Laurence no contestó.

—No le caigo bien. Esperaba que nos llevásemos bien, después de todo este tiempo.

Laurence suspiró.

—Es una chica complicada. Creo que ha hecho todo lo que ha podido.

—¿Quién era el hombre del que se enamoró?

—¿Te refieres a su prometido?

—No, me refiero al que no la correspondía.

Frunció el ceño.

—Savi Ravasinghe.

Gwen bajó los ojos al suelo y tensó los músculos del rostro para disimular su desconcierto. En el largo silencio que siguió, el pasado le volvió de sopetón a la mente, y con él, la imagen de sus braguitas de seda en el suelo.

—¿Intentó seducir a Verity? —preguntó por fin.

Laurence se encogió de hombros, pero se le tensó el cuerpo, como si hubiese algo que no conseguía obligarse a decir.

—La conoció mientras pintaba el retrato de Caroline.

—¿Dónde está el cuadro, Laurence? Nunca lo he visto.

—Lo guardo en mi estudio.

Cuando la miró, Gwen distinguió un profundo dolor en sus ojos, pero también rabia. ¿Por qué? ¿Estaba enfadado con ella?

—Me gustaría verlo. ¿Tenemos tiempo antes de salir de paseo?

Laurence asintió con la cabeza, pero no dijo nada mientras recorrían el pasillo.

—¿Se le parece? —preguntó.

De nuevo, no contestó; y cuando abrió la puerta, le temblaban las manos.

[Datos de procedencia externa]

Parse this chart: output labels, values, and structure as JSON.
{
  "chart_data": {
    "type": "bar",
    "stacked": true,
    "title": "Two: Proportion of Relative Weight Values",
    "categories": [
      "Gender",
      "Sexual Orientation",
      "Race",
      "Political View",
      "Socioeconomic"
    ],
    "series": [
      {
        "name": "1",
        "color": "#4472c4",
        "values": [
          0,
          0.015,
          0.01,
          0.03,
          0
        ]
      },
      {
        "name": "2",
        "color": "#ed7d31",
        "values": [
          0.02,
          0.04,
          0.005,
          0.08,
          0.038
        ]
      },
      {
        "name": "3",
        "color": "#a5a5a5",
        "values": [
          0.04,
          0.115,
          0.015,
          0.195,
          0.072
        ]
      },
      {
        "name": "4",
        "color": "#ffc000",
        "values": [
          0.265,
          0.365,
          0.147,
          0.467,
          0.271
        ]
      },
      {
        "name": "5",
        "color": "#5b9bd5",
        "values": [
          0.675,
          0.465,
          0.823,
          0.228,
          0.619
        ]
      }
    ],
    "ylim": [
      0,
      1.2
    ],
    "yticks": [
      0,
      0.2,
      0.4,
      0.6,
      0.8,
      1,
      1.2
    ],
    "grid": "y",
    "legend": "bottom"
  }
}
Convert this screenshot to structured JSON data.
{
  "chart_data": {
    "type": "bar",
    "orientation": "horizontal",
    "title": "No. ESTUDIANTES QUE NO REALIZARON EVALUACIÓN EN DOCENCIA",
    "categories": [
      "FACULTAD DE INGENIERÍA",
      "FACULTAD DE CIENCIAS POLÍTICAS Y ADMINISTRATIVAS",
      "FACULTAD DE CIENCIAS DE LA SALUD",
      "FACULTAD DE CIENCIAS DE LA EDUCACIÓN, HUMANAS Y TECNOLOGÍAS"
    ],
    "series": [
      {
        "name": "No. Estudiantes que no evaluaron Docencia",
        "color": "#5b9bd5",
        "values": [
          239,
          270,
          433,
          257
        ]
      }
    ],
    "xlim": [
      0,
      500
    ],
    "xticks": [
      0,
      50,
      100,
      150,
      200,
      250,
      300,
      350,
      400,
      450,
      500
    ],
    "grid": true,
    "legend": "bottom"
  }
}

Una vez dentro, Gwen inspeccionó la habitación.

—No sabía que lo tenías expuesto. La última vez que entré no estaba.

—Lo he descolgado un par de veces, pero siempre acabo por volver a colgarlo. ¿Te importa?

Gwen no estaba segura de lo que sentía, pero negó con la cabeza y examinó el retrato. Caroline llevaba un sari rojo decorado con hilos de plata y oro, con un diseño de pájaros y hojas bordado a lo largo de la pieza que le cubría el hombro. Ravasinghe había sabido sacar a relucir una belleza en Caroline que no resultaba tan palpable en la foto que había visto, pero la expresión de fragilidad y tristeza que se vislumbraba en su rostro conmovió profundamente a Gwen.

—Los hilos eran de plata auténtica —explicó Laurence—. Voy a descolgarlo. Debí guardarlo hace mucho. No sé por qué no lo he hecho.

—¿Siempre llevaba sari?

—No.

—Por un momento, me pareció que estabas enfadado.

—Quizá.

—¿Hay algo que no me hayas contado?

Laurence le dio la espalda. Puede que estuviese furioso consigo mismo, pensó, o que se sintiese culpable por no haber hospitalizado a Caroline. Sabía perfectamente cómo la culpa podía corroerte las entrañas, cómo se te quedaba pegada, invisible al principio, e iba enconándose hasta llegar a tener vida propia. La entristeció pensar que tal vez Laurence nunca llegase a recuperarse del todo de la trágica muerte de su mujer.